Sezione della turbina eolica che mostra Moog Pitch System 3 in funzione. Sezione della turbina eolica che mostra Moog Pitch System 3 in funzione.

Applicato di recente a una centrale eolica in Brasile, anche grazie a un’architettura semplificata il sistema di controllo Pitch System 3 di Moog ha dimostrato di riuscire a ridurre i guasti e il downtime causati da sistemi del passo complessi. Operatori delle centrali eoliche e OEM possono così incrementare la produttività ed essere più competitivi in un settore di mercato particolarmente sfidante come quello energetico.

di Sergio Soriano

Dicembre 2016

Pitch System 3 è una tecnologia per il controllo del passo di nuova generazione sviluppata dallo specialista statunitense Moog, azienda attiva nel campo della progettazione, produzione e integrazione di componenti e sistemi per il controllo di precisione. L’innovativa soluzione è stata lanciata sul mercato - ed è disponibile ai produttori di turbine in Europa ed Asia a dallo scorso ottobre - con l’obiettivo di soddisfare la crescente esigenza degli operatori dei parchi eolici e dei produttori di turbine di ridurre gli investimenti in conto capitale e i costi operativi e di gestione delle centrali eoliche (Capex e Opex). I sistemi di controllo del passo, infatti, monitorano e regolano l’angolo delle pale delle turbine eoliche, proteggendo così la turbina dalle avverse condizioni del vento.

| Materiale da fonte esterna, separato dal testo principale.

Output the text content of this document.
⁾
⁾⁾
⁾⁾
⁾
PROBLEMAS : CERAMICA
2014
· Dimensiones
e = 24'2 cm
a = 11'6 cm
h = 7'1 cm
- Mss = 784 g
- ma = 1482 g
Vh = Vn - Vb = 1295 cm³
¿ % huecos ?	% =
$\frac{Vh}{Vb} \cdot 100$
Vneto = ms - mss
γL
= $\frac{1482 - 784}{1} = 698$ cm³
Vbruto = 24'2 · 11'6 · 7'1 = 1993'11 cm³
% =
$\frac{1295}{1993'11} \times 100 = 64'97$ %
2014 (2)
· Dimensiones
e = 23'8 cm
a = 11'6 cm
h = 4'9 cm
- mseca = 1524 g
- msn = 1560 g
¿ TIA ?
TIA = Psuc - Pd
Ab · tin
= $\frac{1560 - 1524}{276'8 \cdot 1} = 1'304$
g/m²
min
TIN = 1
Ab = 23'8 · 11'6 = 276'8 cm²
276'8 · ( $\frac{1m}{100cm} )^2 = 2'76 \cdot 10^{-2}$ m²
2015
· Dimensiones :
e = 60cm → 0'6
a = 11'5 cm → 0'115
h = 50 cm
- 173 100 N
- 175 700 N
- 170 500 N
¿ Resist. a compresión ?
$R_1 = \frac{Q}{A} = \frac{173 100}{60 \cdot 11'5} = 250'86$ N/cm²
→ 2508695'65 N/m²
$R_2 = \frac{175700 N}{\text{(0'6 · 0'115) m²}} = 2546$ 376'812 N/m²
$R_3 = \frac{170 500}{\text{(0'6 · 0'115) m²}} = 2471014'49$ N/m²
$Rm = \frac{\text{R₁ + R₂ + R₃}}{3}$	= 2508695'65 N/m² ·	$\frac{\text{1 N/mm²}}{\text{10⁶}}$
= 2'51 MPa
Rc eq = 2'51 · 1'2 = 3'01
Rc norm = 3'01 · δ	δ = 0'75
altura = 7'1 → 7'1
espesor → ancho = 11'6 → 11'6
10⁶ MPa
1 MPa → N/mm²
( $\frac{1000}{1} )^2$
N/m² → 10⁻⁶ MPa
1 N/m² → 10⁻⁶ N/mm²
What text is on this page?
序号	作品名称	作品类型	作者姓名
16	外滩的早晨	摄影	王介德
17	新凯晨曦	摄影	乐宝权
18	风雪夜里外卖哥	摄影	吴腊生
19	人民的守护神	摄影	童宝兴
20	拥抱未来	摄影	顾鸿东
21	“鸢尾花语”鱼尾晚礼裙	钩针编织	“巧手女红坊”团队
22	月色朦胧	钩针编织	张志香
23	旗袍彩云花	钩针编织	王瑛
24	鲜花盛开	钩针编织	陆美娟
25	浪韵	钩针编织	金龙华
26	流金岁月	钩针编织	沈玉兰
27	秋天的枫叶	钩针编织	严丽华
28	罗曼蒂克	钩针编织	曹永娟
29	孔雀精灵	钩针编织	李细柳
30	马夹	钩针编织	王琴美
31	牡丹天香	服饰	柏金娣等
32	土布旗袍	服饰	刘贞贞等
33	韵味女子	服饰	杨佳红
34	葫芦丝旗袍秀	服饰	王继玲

Ridurre il costo di produzione costante di energia (LCoE)
In occasione di WindEnergy, rassegna di riferimento nell’ambito dell’energia eolica che si è tenuta ad Amburgo alla fine di settembre, Moog ha presentato i risultati dell’applicazione del Pitch System 3 in una centrale eolica in Brasile. La struttura del nuovo sistema del passo è in grado di ridurre il Levelized Cost of Energy (LCoE), ovvero il costo di produzione costante di energia, calcolato sull’intera vita operativa dell’impianto, incrementando al contempo l’affidabilità delle turbine eoliche, a favore di tempi di fermo minimi.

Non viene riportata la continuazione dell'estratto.